La maestra rimase un minuto buono in silenzio e il silenzio fa impressione a tutti! Nessuno fiatava. “Bè…”, disse infine la maestra che già guardava Pirì con occhi diversi, “in effetti…potremmo anche tenercelo per un po’, potrebbe dare un tocco di colore a questa stanza così vecchia!”“Evviva!”, gridarono insieme i bambini.

Detto fatto, la maestra prese lo spaventapasseri di peso e lo piazzò di fianco al cavalletto della lavagna. “Ma adesso, ragazzi, al lavoro! Voglio vedere se vi ricordate qualcosa di ciò che vi ho spiegato ieri. Dunque vediamo, tu Antonio dimmi qual è il capoluogo della nostra regione, l’Emilia Romagna?” Antonio era in evidente difficoltà e guardava i compagni. “C’è nessuno che lo sa?”, chiese la maestra. Di nuovo un silenzio imbarazzante scese nell’aula. Allora Pirì da dietro la lavagna strizzò l’occhio al bambino e mosse le labbra come per pronunziare: Bo-lo-gna, ma Antonio, che se n’era accorto, sbagliò e disse: “Co-ti-gno-la”. “Ma come!”, tuonò la maestra, “Ma come”! Proprio ieri vi ho parlato dell’Emilia Romagna e oggi mi vieni a dire che il suo capoluogo è Cotignola. Ma è Bologna!! Adesso giro la lavagna e riguardiamo quello che vi ho scritto ieri, riprendiamo a studiare la nostra regione per vedere se vi entra in testa almeno che il capoluogo è Bo-lo-gna!
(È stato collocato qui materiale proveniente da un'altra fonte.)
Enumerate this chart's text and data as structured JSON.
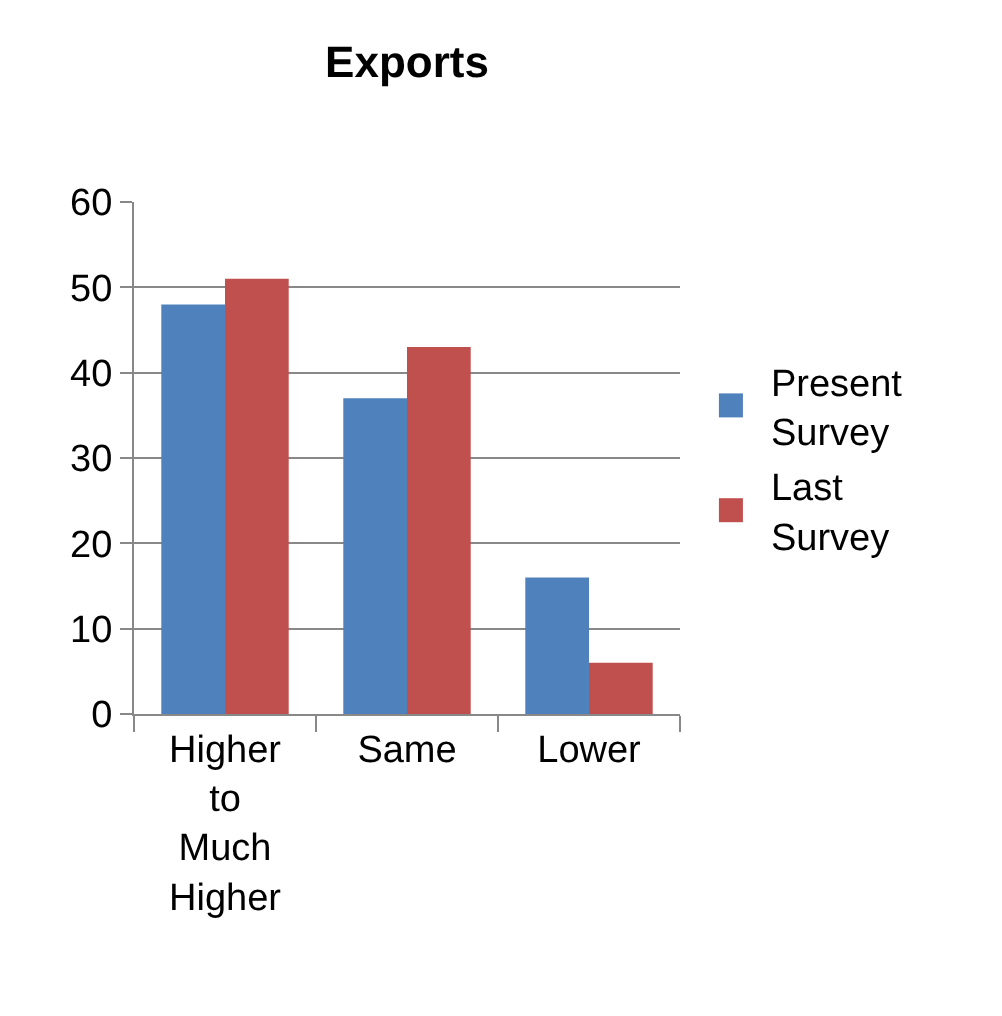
{
  "chart_data": {
    "type": "bar",
    "title": "Exports",
    "categories": [
      "Higher to Much Higher",
      "Same",
      "Lower"
    ],
    "series": [
      {
        "name": "Present Survey",
        "color": "#4f81bd",
        "values": [
          48,
          37,
          16
        ]
      },
      {
        "name": "Last Survey",
        "color": "#c0504d",
        "values": [
          51,
          43,
          6
        ]
      }
    ],
    "ylim": [
      0,
      60
    ],
    "yticks": [
      0,
      10,
      20,
      30,
      40,
      50,
      60
    ],
    "grid": "y",
    "legend": "right"
  }
}
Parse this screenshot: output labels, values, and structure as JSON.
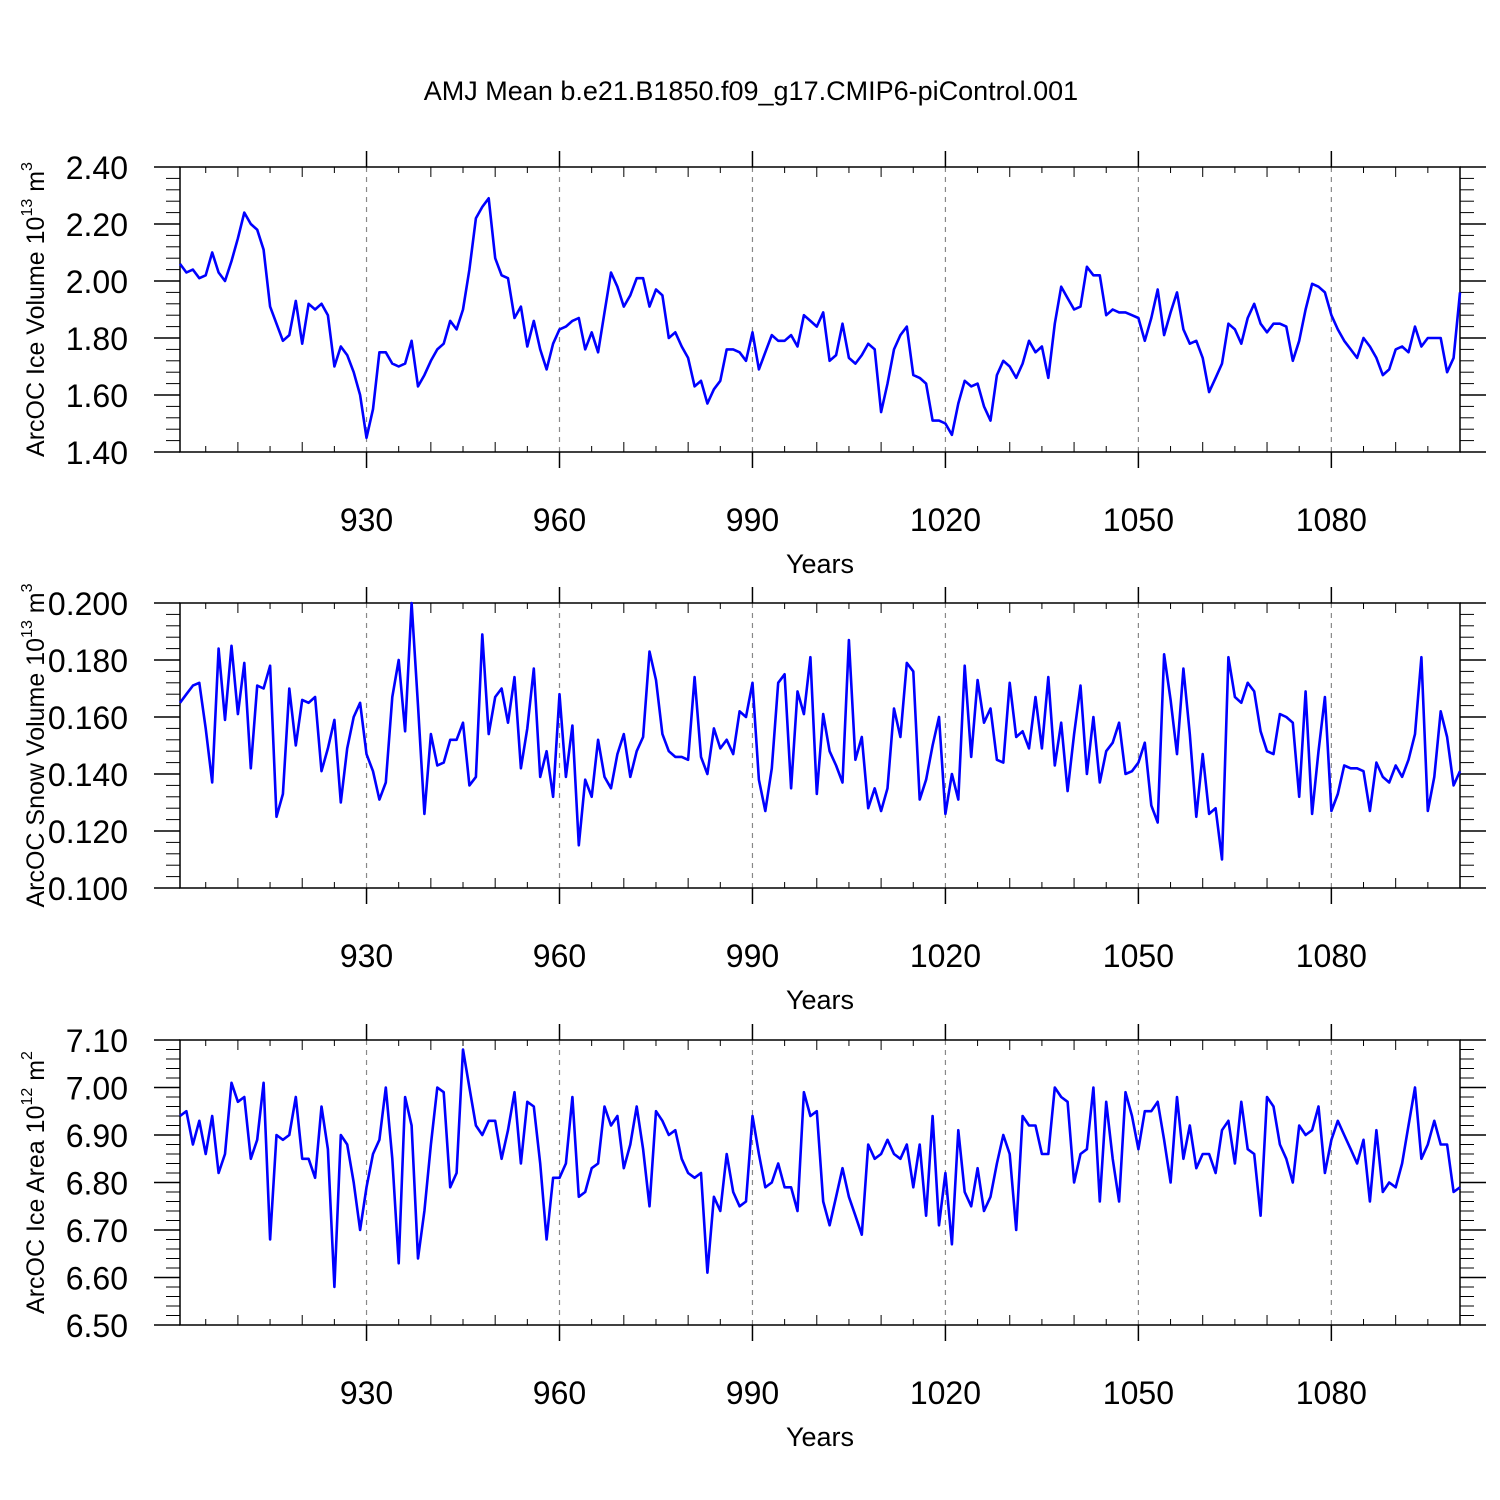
{
  "title": "AMJ Mean b.e21.B1850.f09_g17.CMIP6-piControl.001",
  "colors": {
    "line": "#0000ff",
    "axis": "#000000",
    "grid": "#888888",
    "background": "#ffffff"
  },
  "chart_data": [
    {
      "type": "line",
      "ylabel": {
        "text": "ArcOC Ice Volume 10",
        "exp": "13",
        "unit": "m",
        "unit_exp": "3"
      },
      "xlabel": "Years",
      "xlim": [
        901,
        1100
      ],
      "ylim": [
        1.4,
        2.4
      ],
      "xticks": [
        930,
        960,
        990,
        1020,
        1050,
        1080
      ],
      "xticklabels": [
        "930",
        "960",
        "990",
        "1020",
        "1050",
        "1080"
      ],
      "yticks": [
        1.4,
        1.6,
        1.8,
        2.0,
        2.2,
        2.4
      ],
      "yticklabels": [
        "1.40",
        "1.60",
        "1.80",
        "2.00",
        "2.20",
        "2.40"
      ],
      "grid": "vertical-dashed",
      "x_start": 901,
      "values": [
        2.06,
        2.03,
        2.04,
        2.01,
        2.02,
        2.1,
        2.03,
        2.0,
        2.07,
        2.15,
        2.24,
        2.2,
        2.18,
        2.11,
        1.91,
        1.85,
        1.79,
        1.81,
        1.93,
        1.78,
        1.92,
        1.9,
        1.92,
        1.88,
        1.7,
        1.77,
        1.74,
        1.68,
        1.6,
        1.45,
        1.55,
        1.75,
        1.75,
        1.71,
        1.7,
        1.71,
        1.79,
        1.63,
        1.67,
        1.72,
        1.76,
        1.78,
        1.86,
        1.83,
        1.9,
        2.04,
        2.22,
        2.26,
        2.29,
        2.08,
        2.02,
        2.01,
        1.87,
        1.91,
        1.77,
        1.86,
        1.76,
        1.69,
        1.78,
        1.83,
        1.84,
        1.86,
        1.87,
        1.76,
        1.82,
        1.75,
        1.89,
        2.03,
        1.98,
        1.91,
        1.95,
        2.01,
        2.01,
        1.91,
        1.97,
        1.95,
        1.8,
        1.82,
        1.77,
        1.73,
        1.63,
        1.65,
        1.57,
        1.62,
        1.65,
        1.76,
        1.76,
        1.75,
        1.72,
        1.82,
        1.69,
        1.75,
        1.81,
        1.79,
        1.79,
        1.81,
        1.77,
        1.88,
        1.86,
        1.84,
        1.89,
        1.72,
        1.74,
        1.85,
        1.73,
        1.71,
        1.74,
        1.78,
        1.76,
        1.54,
        1.64,
        1.76,
        1.81,
        1.84,
        1.67,
        1.66,
        1.64,
        1.51,
        1.51,
        1.5,
        1.46,
        1.57,
        1.65,
        1.63,
        1.64,
        1.56,
        1.51,
        1.67,
        1.72,
        1.7,
        1.66,
        1.71,
        1.79,
        1.75,
        1.77,
        1.66,
        1.85,
        1.98,
        1.94,
        1.9,
        1.91,
        2.05,
        2.02,
        2.02,
        1.88,
        1.9,
        1.89,
        1.89,
        1.88,
        1.87,
        1.79,
        1.87,
        1.97,
        1.81,
        1.89,
        1.96,
        1.83,
        1.78,
        1.79,
        1.73,
        1.61,
        1.66,
        1.71,
        1.85,
        1.83,
        1.78,
        1.87,
        1.92,
        1.85,
        1.82,
        1.85,
        1.85,
        1.84,
        1.72,
        1.79,
        1.9,
        1.99,
        1.98,
        1.96,
        1.88,
        1.83,
        1.79,
        1.76,
        1.73,
        1.8,
        1.77,
        1.73,
        1.67,
        1.69,
        1.76,
        1.77,
        1.75,
        1.84,
        1.77,
        1.8,
        1.8,
        1.8,
        1.68,
        1.73,
        1.96
      ]
    },
    {
      "type": "line",
      "ylabel": {
        "text": "ArcOC Snow Volume 10",
        "exp": "13",
        "unit": "m",
        "unit_exp": "3"
      },
      "xlabel": "Years",
      "xlim": [
        901,
        1100
      ],
      "ylim": [
        0.1,
        0.2
      ],
      "xticks": [
        930,
        960,
        990,
        1020,
        1050,
        1080
      ],
      "xticklabels": [
        "930",
        "960",
        "990",
        "1020",
        "1050",
        "1080"
      ],
      "yticks": [
        0.1,
        0.12,
        0.14,
        0.16,
        0.18,
        0.2
      ],
      "yticklabels": [
        "0.100",
        "0.120",
        "0.140",
        "0.160",
        "0.180",
        "0.200"
      ],
      "grid": "vertical-dashed",
      "x_start": 901,
      "values": [
        0.165,
        0.168,
        0.171,
        0.172,
        0.156,
        0.137,
        0.184,
        0.159,
        0.185,
        0.161,
        0.179,
        0.142,
        0.171,
        0.17,
        0.178,
        0.125,
        0.133,
        0.17,
        0.15,
        0.166,
        0.165,
        0.167,
        0.141,
        0.149,
        0.159,
        0.13,
        0.149,
        0.16,
        0.165,
        0.147,
        0.141,
        0.131,
        0.137,
        0.167,
        0.18,
        0.155,
        0.2,
        0.164,
        0.126,
        0.154,
        0.143,
        0.144,
        0.152,
        0.152,
        0.158,
        0.136,
        0.139,
        0.189,
        0.154,
        0.167,
        0.17,
        0.158,
        0.174,
        0.142,
        0.156,
        0.177,
        0.139,
        0.148,
        0.132,
        0.168,
        0.139,
        0.157,
        0.115,
        0.138,
        0.132,
        0.152,
        0.139,
        0.135,
        0.147,
        0.154,
        0.139,
        0.148,
        0.153,
        0.183,
        0.173,
        0.154,
        0.148,
        0.146,
        0.146,
        0.145,
        0.174,
        0.146,
        0.14,
        0.156,
        0.149,
        0.152,
        0.147,
        0.162,
        0.16,
        0.172,
        0.138,
        0.127,
        0.142,
        0.172,
        0.175,
        0.135,
        0.169,
        0.161,
        0.181,
        0.133,
        0.161,
        0.148,
        0.143,
        0.137,
        0.187,
        0.145,
        0.153,
        0.128,
        0.135,
        0.127,
        0.135,
        0.163,
        0.153,
        0.179,
        0.176,
        0.131,
        0.138,
        0.15,
        0.16,
        0.126,
        0.14,
        0.131,
        0.178,
        0.146,
        0.173,
        0.158,
        0.163,
        0.145,
        0.144,
        0.172,
        0.153,
        0.155,
        0.149,
        0.167,
        0.149,
        0.174,
        0.143,
        0.158,
        0.134,
        0.154,
        0.171,
        0.14,
        0.16,
        0.137,
        0.148,
        0.151,
        0.158,
        0.14,
        0.141,
        0.144,
        0.151,
        0.129,
        0.123,
        0.182,
        0.166,
        0.147,
        0.177,
        0.154,
        0.125,
        0.147,
        0.126,
        0.128,
        0.11,
        0.181,
        0.167,
        0.165,
        0.172,
        0.169,
        0.155,
        0.148,
        0.147,
        0.161,
        0.16,
        0.158,
        0.132,
        0.169,
        0.126,
        0.148,
        0.167,
        0.127,
        0.133,
        0.143,
        0.142,
        0.142,
        0.141,
        0.127,
        0.144,
        0.139,
        0.137,
        0.143,
        0.139,
        0.145,
        0.154,
        0.181,
        0.127,
        0.139,
        0.162,
        0.153,
        0.136,
        0.141
      ]
    },
    {
      "type": "line",
      "ylabel": {
        "text": "ArcOC Ice Area 10",
        "exp": "12",
        "unit": "m",
        "unit_exp": "2"
      },
      "xlabel": "Years",
      "xlim": [
        901,
        1100
      ],
      "ylim": [
        6.5,
        7.1
      ],
      "xticks": [
        930,
        960,
        990,
        1020,
        1050,
        1080
      ],
      "xticklabels": [
        "930",
        "960",
        "990",
        "1020",
        "1050",
        "1080"
      ],
      "yticks": [
        6.5,
        6.6,
        6.7,
        6.8,
        6.9,
        7.0,
        7.1
      ],
      "yticklabels": [
        "6.50",
        "6.60",
        "6.70",
        "6.80",
        "6.90",
        "7.00",
        "7.10"
      ],
      "grid": "vertical-dashed",
      "x_start": 901,
      "values": [
        6.94,
        6.95,
        6.88,
        6.93,
        6.86,
        6.94,
        6.82,
        6.86,
        7.01,
        6.97,
        6.98,
        6.85,
        6.89,
        7.01,
        6.68,
        6.9,
        6.89,
        6.9,
        6.98,
        6.85,
        6.85,
        6.81,
        6.96,
        6.87,
        6.58,
        6.9,
        6.88,
        6.8,
        6.7,
        6.79,
        6.86,
        6.89,
        7.0,
        6.85,
        6.63,
        6.98,
        6.92,
        6.64,
        6.74,
        6.88,
        7.0,
        6.99,
        6.79,
        6.82,
        7.08,
        7.0,
        6.92,
        6.9,
        6.93,
        6.93,
        6.85,
        6.91,
        6.99,
        6.84,
        6.97,
        6.96,
        6.84,
        6.68,
        6.81,
        6.81,
        6.84,
        6.98,
        6.77,
        6.78,
        6.83,
        6.84,
        6.96,
        6.92,
        6.94,
        6.83,
        6.88,
        6.96,
        6.87,
        6.75,
        6.95,
        6.93,
        6.9,
        6.91,
        6.85,
        6.82,
        6.81,
        6.82,
        6.61,
        6.77,
        6.74,
        6.86,
        6.78,
        6.75,
        6.76,
        6.94,
        6.86,
        6.79,
        6.8,
        6.84,
        6.79,
        6.79,
        6.74,
        6.99,
        6.94,
        6.95,
        6.76,
        6.71,
        6.77,
        6.83,
        6.77,
        6.73,
        6.69,
        6.88,
        6.85,
        6.86,
        6.89,
        6.86,
        6.85,
        6.88,
        6.79,
        6.88,
        6.73,
        6.94,
        6.71,
        6.82,
        6.67,
        6.91,
        6.78,
        6.75,
        6.83,
        6.74,
        6.77,
        6.84,
        6.9,
        6.86,
        6.7,
        6.94,
        6.92,
        6.92,
        6.86,
        6.86,
        7.0,
        6.98,
        6.97,
        6.8,
        6.86,
        6.87,
        7.0,
        6.76,
        6.97,
        6.85,
        6.76,
        6.99,
        6.94,
        6.87,
        6.95,
        6.95,
        6.97,
        6.89,
        6.8,
        6.98,
        6.85,
        6.92,
        6.83,
        6.86,
        6.86,
        6.82,
        6.91,
        6.93,
        6.84,
        6.97,
        6.87,
        6.86,
        6.73,
        6.98,
        6.96,
        6.88,
        6.85,
        6.8,
        6.92,
        6.9,
        6.91,
        6.96,
        6.82,
        6.89,
        6.93,
        6.9,
        6.87,
        6.84,
        6.89,
        6.76,
        6.91,
        6.78,
        6.8,
        6.79,
        6.84,
        6.92,
        7.0,
        6.85,
        6.88,
        6.93,
        6.88,
        6.88,
        6.78,
        6.79
      ]
    }
  ]
}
Di scatto girò la lavagna e così tutti poterono vedere quello che Pirì, di nascosto, aveva scritto: La maestra è bella. La maestra diventò rossa per l’imbarazzo, ma si vedeva che la cosa le faceva piacere. “Ah, bè…” borbottò, “Questa poi! Siete proprio dei bimbi birichini…proprio proprio…sì perché certo questa non è opera dello spaventapasseri…! Adesso andiamo avanti, venite alla lavagna, tu Samuele e tu Veronica, vediamo se sapete eseguire correttamente qualche operazione di aritmetica. Comincia tu veronica e tu Samuele stai dietro alla lavagna”. Così quando Veronica ebbe terminato la sua addizione, la maestra fece girare di nuovo la lavagna per far provare Samuele.

Ma sulla lavagna stava scritto: Alla maestra piace Pirì. Tutta la classe scoppiò a ridere, la maestra era diventata rossa rossa e sul faccione dello spaventapasseri campeggiava un fiero sorriso da conquistatore.